For her to book Vivid, three things needed to be true on the first visit to the site: she could see prices, she could pick a slot that fit her week, and she could do it from her phone in under two minutes.
05 — Solution
Each solution maps to one of the three problems from section 02. The booking system was the hero feature; the other two existed to support and extend it.
01
Patients pick from real available slots based on staff and resource availability — not just a generic time grid that gets overwritten on arrival. The system also reserves a buffer between appointments so a delayed patient doesn’t cascade into the next four bookings.
02
A budget chart on the eyewear pages showed clearly which frames sat at the affordable end and which were premium — before the appointment, not after. Patients arrive informed; the practice gets fewer abandonment moments at the till.
03
A short call after booking, before the in-person visit. Patients describe what they need; the practice prepares the right frames, paperwork, and exam time block. The in-person appointment goes from generic to specific. During lockdown, this also became the lightweight version of remote consultation.
06 — Wireframes
Everything important happens in three steps — landing, picking a slot, and confirming. The rest of the site exists to push visitors into screen one. Wireframes focused on the booking journey from the start, with the marketing pages mapped out around it.
01 — Home
Hero, primary CTA, services preview, transparent pricing strip — booking is the first thing visible above the fold.
02 — Pick a slot
Real availability per staff and resource. Greyed slots are taken; the buffer rule prevents cascade-delays into the next four bookings.
03 — Confirmed
Confirmation, booking summary, and the pre-appointment phone call — turning generic visits into specific ones.

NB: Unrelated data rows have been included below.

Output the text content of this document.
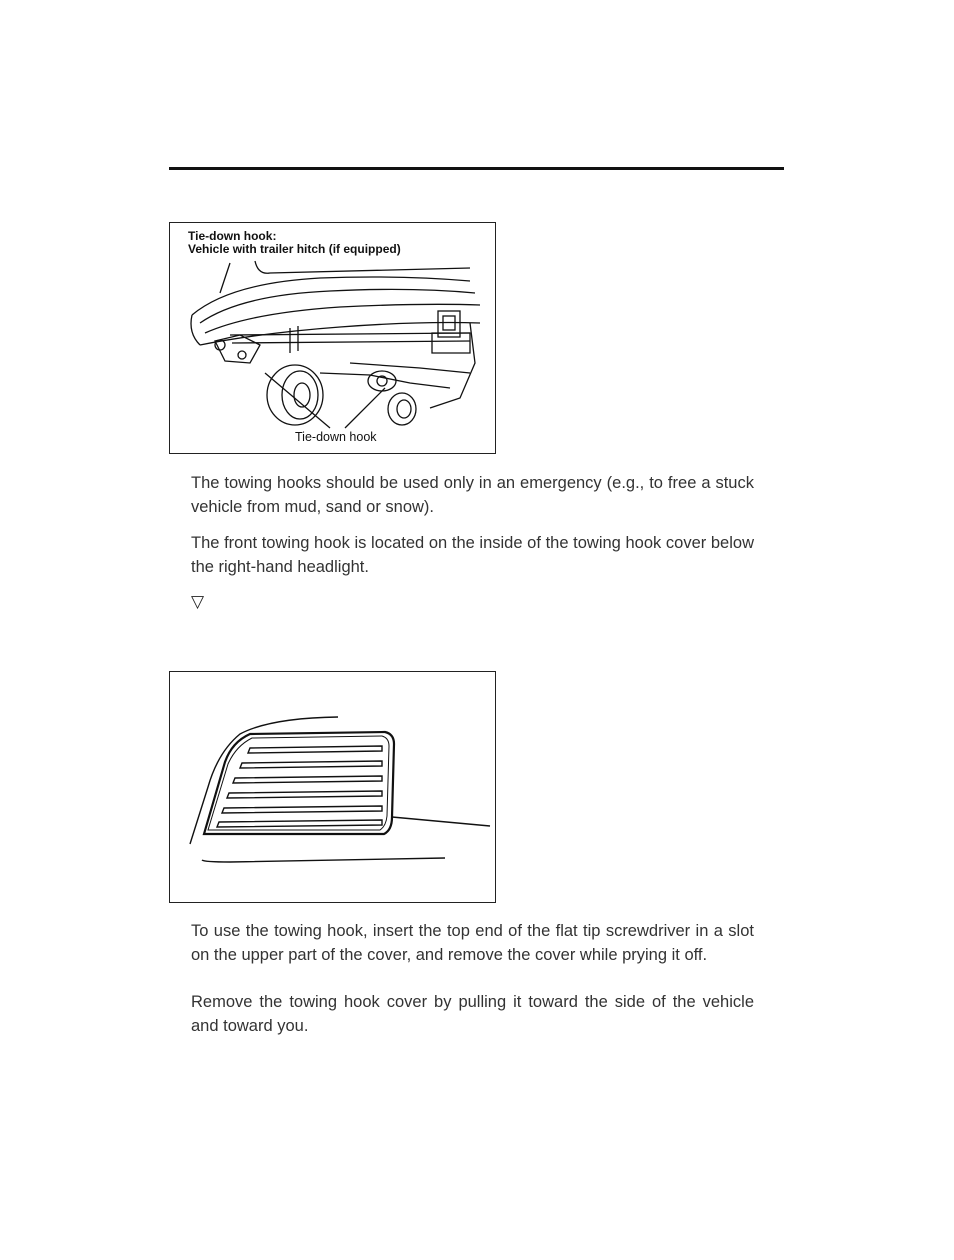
Tie-down hook:
Vehicle with trailer hitch (if equipped)
Tie-down hook

The towing hooks should be used only in an emergency (e.g., to free a stuck vehicle from mud, sand or snow).

The front towing hook is located on the inside of the towing hook cover below the right-hand headlight.

▽

To use the towing hook, insert the top end of the flat tip screwdriver in a slot on the upper part of the cover, and remove the cover while prying it off.

Remove the towing hook cover by pulling it toward the side of the vehicle and toward you.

Wireframes redrawn for this case study to walk through the booking flow as designed.
07 — UI Design
Started on mobile and scaled up. Most patient traffic for a small local practice is people Googling on a phone — "opticians near me," "eye test booking," "contact lenses Newcastle." Designing for the phone first meant the booking flow stayed fast and frictionless.
Clean, modern, slightly fashion-forward. The previous opticians in the area read as clinical or dated — Vivid had to look like a place people would want to be seen in, not just somewhere they had to go for an eye test.

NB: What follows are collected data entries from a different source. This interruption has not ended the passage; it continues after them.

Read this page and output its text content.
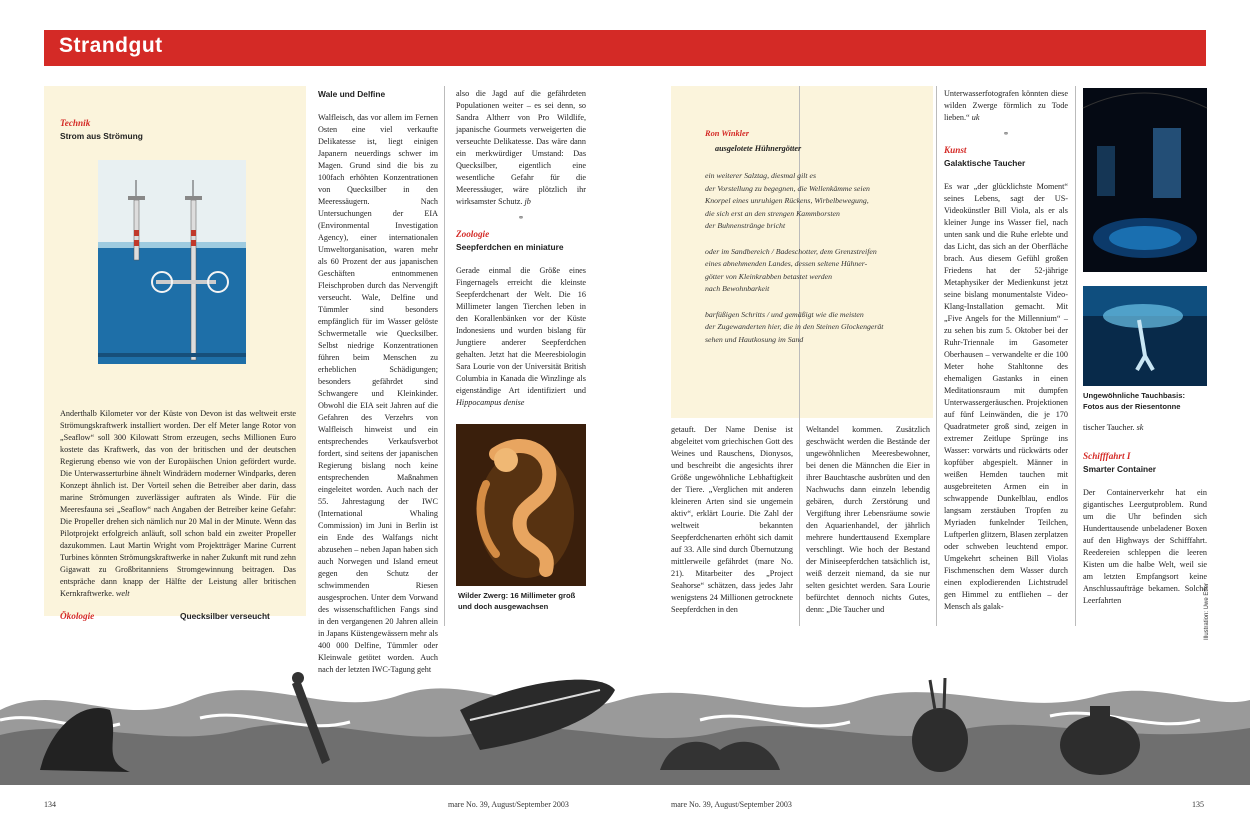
Strandgut

Technik

Strom aus Strömung

Anderthalb Kilometer vor der Küste von Devon ist das weltweit erste Strömungskraftwerk installiert worden. Der elf Meter lange Rotor von „Seaflow“ soll 300 Kilowatt Strom erzeugen, sechs Millionen Euro kostete das Kraftwerk, das von der britischen und der deutschen Regierung ebenso wie von der Europäischen Union gefördert wurde. Die Unterwasserturbine ähnelt Windrädern moderner Windparks, deren Konzept ähnlich ist. Der Vorteil sehen die Betreiber aber darin, dass marine Strömungen zuverlässiger auftraten als Winde. Für die Meeresfauna sei „Seaflow“ nach Angaben der Betreiber keine Gefahr: Die Propeller drehen sich nämlich nur 20 Mal in der Minute. Wenn das Pilotprojekt erfolgreich anläuft, soll schon bald ein zweiter Propeller dazukommen. Laut Martin Wright vom Projektträger Marine Current Turbines könnten Strömungskraftwerke in naher Zukunft mit rund zehn Gigawatt zu Großbritanniens Stromgewinnung beitragen. Das entspräche dann knapp der Hälfte der Leistung aller britischen Kernkraftwerke. welt

Ökologie	Quecksilber verseucht

Wale und Delfine

Walfleisch, das vor allem im Fernen Osten eine viel verkaufte Delikatesse ist, liegt einigen Japanern neuerdings schwer im Magen. Grund sind die bis zu 100fach erhöhten Konzentrationen von Quecksilber in den Meeressäugern. Nach Untersuchungen der EIA (Environmental Investigation Agency), einer internationalen Umweltorganisation, waren mehr als 60 Prozent der aus japanischen Geschäften entnommenen Fleischproben durch das Nervengift verseucht. Wale, Delfine und Tümmler sind besonders empfänglich für im Wasser gelöste Schwermetalle wie Quecksilber. Selbst niedrige Konzentrationen führen beim Menschen zu erheblichen Schädigungen; besonders gefährdet sind Schwangere und Kleinkinder. Obwohl die EIA seit Jahren auf die Gefahren des Verzehrs von Walfleisch hinweist und ein entsprechendes Verkaufsverbot fordert, sind seitens der japanischen Regierung bislang noch keine entsprechenden Maßnahmen eingeleitet worden. Auch nach der 55. Jahrestagung der IWC (International Whaling Commission) im Juni in Berlin ist ein Ende des Walfangs nicht abzusehen – neben Japan haben sich auch Norwegen und Island erneut gegen den Schutz der schwimmenden Riesen ausgesprochen. Unter dem Vorwand des wissenschaftlichen Fangs sind in den vergangenen 20 Jahren allein in Japans Küstengewässern mehr als 400 000 Delfine, Tümmler oder Kleinwale getötet worden. Auch nach der letzten IWC-Tagung geht

also die Jagd auf die gefährdeten Populationen weiter – es sei denn, so Sandra Altherr von Pro Wildlife, japanische Gourmets verweigerten die verseuchte Delikatesse. Das wäre dann ein merkwürdiger Umstand: Das Quecksilber, eigentlich eine wesentliche Gefahr für die Meeressäuger, wäre plötzlich ihr wirksamster Schutz. jb

⚭

Zoologie

Seepferdchen en miniature

Gerade einmal die Größe eines Fingernagels erreicht die kleinste Seepferdchenart der Welt. Die 16 Millimeter langen Tierchen leben in den Korallenbänken vor der Küste Indonesiens und wurden bislang für Jungtiere anderer Seepferdchen gehalten. Jetzt hat die Meeresbiologin Sara Lourie von der Universität British Columbia in Kanada die Winzlinge als eigenständige Art identifiziert und Hippocampus denise

Wilder Zwerg: 16 Millimeter groß und doch ausgewachsen

Ron Winkler

ausgelotete Hühnergötter

ein weiterer Salztag, diesmal gilt es

der Vorstellung zu begegnen, die Wellenkämme seien

Knorpel eines unruhigen Rückens, Wirbelbewegung,

die sich erst an den strengen Kammborsten

der Buhnenstränge bricht

oder im Sandbereich / Badeschotter, dem Grenzstreifen

eines abnehmenden Landes, dessen seltene Hühner-

götter von Kleinkrabben betastet werden

nach Bewohnbarkeit

barfüßigen Schritts / und gemäßigt wie die meisten

der Zugewanderten hier, die in den Steinen Glockengerät

sehen und Hautkosung im Sand

getauft. Der Name Denise ist abgeleitet vom griechischen Gott des Weines und Rauschens, Dionysos, und beschreibt die angesichts ihrer Größe ungewöhnliche Lebhaftigkeit der Tiere. „Verglichen mit anderen kleineren Arten sind sie ungemein aktiv“, erklärt Lourie. Die Zahl der weltweit bekannten Seepferdchenarten erhöht sich damit auf 33. Alle sind durch Übernutzung mittlerweile gefährdet (mare No. 21). Mitarbeiter des „Project Seahorse“ schätzen, dass jedes Jahr wenigstens 24 Millionen getrocknete Seepferdchen in den

Weltandel kommen. Zusätzlich geschwächt werden die Bestände der ungewöhnlichen Meeresbewohner, bei denen die Männchen die Eier in ihrer Bauchtasche ausbrüten und den Nachwuchs dann einzeln lebendig gebären, durch Zerstörung und Vergiftung ihrer Lebensräume sowie den Aquarienhandel, der jährlich mehrere hunderttausend Exemplare verschlingt. Wie hoch der Bestand der Miniseepferdchen tatsächlich ist, weiß derzeit niemand, da sie nur selten gesichtet werden. Sara Lourie befürchtet dennoch nichts Gutes, denn: „Die Taucher und

Unterwasserfotografen könnten diese wilden Zwerge förmlich zu Tode lieben.“ uk

⚭

Kunst

Galaktische Taucher

Es war „der glücklichste Moment“ seines Lebens, sagt der US-Videokünstler Bill Viola, als er als kleiner Junge ins Wasser fiel, nach unten sank und die Ruhe erlebte und das Licht, das sich an der Oberfläche brach. Aus diesem Gefühl großen Friedens hat der 52-jährige Metaphysiker der Medienkunst jetzt seine bislang monumentalste Video-Klang-Installation gemacht. Mit „Five Angels for the Millennium“ – zu sehen bis zum 5. Oktober bei der Ruhr-Triennale im Gasometer Oberhausen – verwandelte er die 100 Meter hohe Stahltonne des ehemaligen Gastanks in einen Meditationsraum mit dumpfen Unterwassergeräuschen. Projektionen auf fünf Leinwänden, die je 170 Quadratmeter groß sind, zeigen in extremer Zeitlupe Sprünge ins Wasser: vorwärts und rückwärts oder kopfüber abgespielt. Männer in weißen Hemden tauchen mit ausgebreiteten Armen ein in schwappende Dunkelblau, endlos langsam zerstäuben Tropfen zu Myriaden funkelnder Teilchen, Luftperlen glitzern, Blasen zerplatzen oder schweben leuchtend empor. Umgekehrt scheinen Bill Violas Fischmenschen dem Wasser durch einen explodierenden Lichtstrudel gen Himmel zu entfliehen – der Mensch als galak-

Ungewöhnliche Tauchbasis: Fotos aus der Riesentonne

tischer Taucher. sk

Schifffahrt I

Smarter Container

Der Containerverkehr hat ein gigantisches Leergutproblem. Rund um die Uhr befinden sich Hunderttausende unbeladener Boxen auf den Highways der Schifffahrt. Reedereien schleppen die leeren Kisten um die halbe Welt, weil sie am letzten Empfangsort keine Anschlussaufträge bekamen. Solche Leerfahrten	Illustration: Uwe Etter
134	mare No. 39, August/September 2003	mare No. 39, August/September 2003	135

The colour palette leans into a warm neutral base with a single accent, paired with editorial typography that reads as a contemporary brand instead of a healthcare provider.
Three steps, two minutes. Pick a service, pick a time slot, leave contact details. The slot picker shows real availability based on the practice’s actual diary, and a buffer between appointments stops the cascade-delay problem the competition couldn’t solve.
Confirmation goes by SMS and email. The pre-appointment call gets scheduled automatically as a follow-up.
08 — Social
A social media campaign supporting the local launch — same brand system, same palette, same booking-first message. Every post pointed back to one CTA: book online in two minutes.
09 — Takeaway
The original brief had a dozen deliverables. The lockdown clarified which one mattered. A small practice doesn’t need a marketing website with a booking page bolted on — it needs a booking system with a marketing website attached. Once the booking system was clearly the hero, everything else — brand, content, social — got easier to design because each decision answered the same question: does this make it easier to book?
What I’d carry forward
For small businesses with broad briefs, the design work isn’t deciding what to build — it’s deciding what not to build first. Booking-first thinking, mobile-first execution, and pricing transparency aren’t industry-specific. They’re the baseline for any local service business that wants to convert phone calls into clicks.